上記ただし書きの趣旨は、居住用の区分所有財産の評価について」(法令解釈通達)の趣旨について(情報)
3 用語の意義等
(3) 一室の区分所有権等に係る敷地利用権の面積
(注1)に記載されていました。

上記2に掲げる算式により求めた評価乖離率に基づき評価することとした理由の一つが、申告納税制度の下で納税者の負担を考慮したものであるから、同様の趣旨により、納税者自身で容易に把握可能な登記簿上の敷地の面積によることとしても差し支えない。

つまり、「納税者の事務負担を考慮して作った計算式だから、簡単に分かる登記簿上の面積で問題ないよ」ということです。

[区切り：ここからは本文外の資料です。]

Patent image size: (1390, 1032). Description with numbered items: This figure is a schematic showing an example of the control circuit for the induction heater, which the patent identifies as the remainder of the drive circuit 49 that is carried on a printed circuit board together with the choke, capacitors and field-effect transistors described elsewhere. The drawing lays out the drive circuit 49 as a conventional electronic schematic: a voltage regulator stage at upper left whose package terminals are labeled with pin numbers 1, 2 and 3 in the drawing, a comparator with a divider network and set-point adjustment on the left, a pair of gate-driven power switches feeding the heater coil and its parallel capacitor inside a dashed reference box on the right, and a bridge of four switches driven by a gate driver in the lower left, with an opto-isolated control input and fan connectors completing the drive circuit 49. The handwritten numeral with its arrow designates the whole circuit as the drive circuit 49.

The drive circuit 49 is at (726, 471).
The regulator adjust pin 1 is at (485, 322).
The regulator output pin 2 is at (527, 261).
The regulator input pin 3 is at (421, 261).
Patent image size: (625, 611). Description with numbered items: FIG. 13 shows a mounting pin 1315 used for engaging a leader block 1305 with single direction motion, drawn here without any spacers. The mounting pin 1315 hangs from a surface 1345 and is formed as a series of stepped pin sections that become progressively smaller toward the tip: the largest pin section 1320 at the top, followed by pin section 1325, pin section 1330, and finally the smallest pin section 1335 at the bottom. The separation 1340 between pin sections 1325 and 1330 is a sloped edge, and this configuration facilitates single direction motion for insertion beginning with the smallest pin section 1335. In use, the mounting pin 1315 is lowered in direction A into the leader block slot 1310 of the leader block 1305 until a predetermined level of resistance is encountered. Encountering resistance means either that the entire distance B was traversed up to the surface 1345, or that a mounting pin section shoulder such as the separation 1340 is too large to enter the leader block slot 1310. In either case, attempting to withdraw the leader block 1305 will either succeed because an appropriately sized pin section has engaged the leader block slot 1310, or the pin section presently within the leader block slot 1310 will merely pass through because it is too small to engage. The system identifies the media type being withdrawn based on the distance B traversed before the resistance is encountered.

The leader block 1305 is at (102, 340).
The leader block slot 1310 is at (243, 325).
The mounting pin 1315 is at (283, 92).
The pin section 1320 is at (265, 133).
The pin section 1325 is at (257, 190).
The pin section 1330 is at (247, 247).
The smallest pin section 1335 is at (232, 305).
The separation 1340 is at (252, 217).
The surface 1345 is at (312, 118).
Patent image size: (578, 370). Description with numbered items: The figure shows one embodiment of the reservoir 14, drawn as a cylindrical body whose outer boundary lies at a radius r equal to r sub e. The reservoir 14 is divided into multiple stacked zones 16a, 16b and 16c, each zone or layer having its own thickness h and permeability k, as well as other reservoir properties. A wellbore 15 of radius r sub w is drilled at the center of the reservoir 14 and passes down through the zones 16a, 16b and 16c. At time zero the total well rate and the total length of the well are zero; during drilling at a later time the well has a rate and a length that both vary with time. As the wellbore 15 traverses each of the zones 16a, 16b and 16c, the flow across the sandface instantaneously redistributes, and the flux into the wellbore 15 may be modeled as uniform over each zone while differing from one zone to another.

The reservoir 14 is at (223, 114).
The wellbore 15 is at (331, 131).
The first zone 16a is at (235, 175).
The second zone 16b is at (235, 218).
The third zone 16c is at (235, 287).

各棟それぞれ評価乖離率を計算したら超面倒ですからね。

なお、通達とは直接関係ありませんが、この敷地利用権の評価の際に気になったので建築業者に確認したところ、マンションを建築する際の法令等の要件は、A棟~D棟の4棟で満たしている(A棟単独では建築許可を取っていない)とのことでした。

この観点からしても、合計の面積で計算して問題なさそうです。

そう言えば、令和5年12月31日以前の相続等であれば、A棟~D棟の敷地をそれぞれ評価し、それぞれに敷地権割合を乗じた額の合計でしたね。(評価単位は4つでした。)

あまりないケースかもしれませんが、参考になれば幸いです。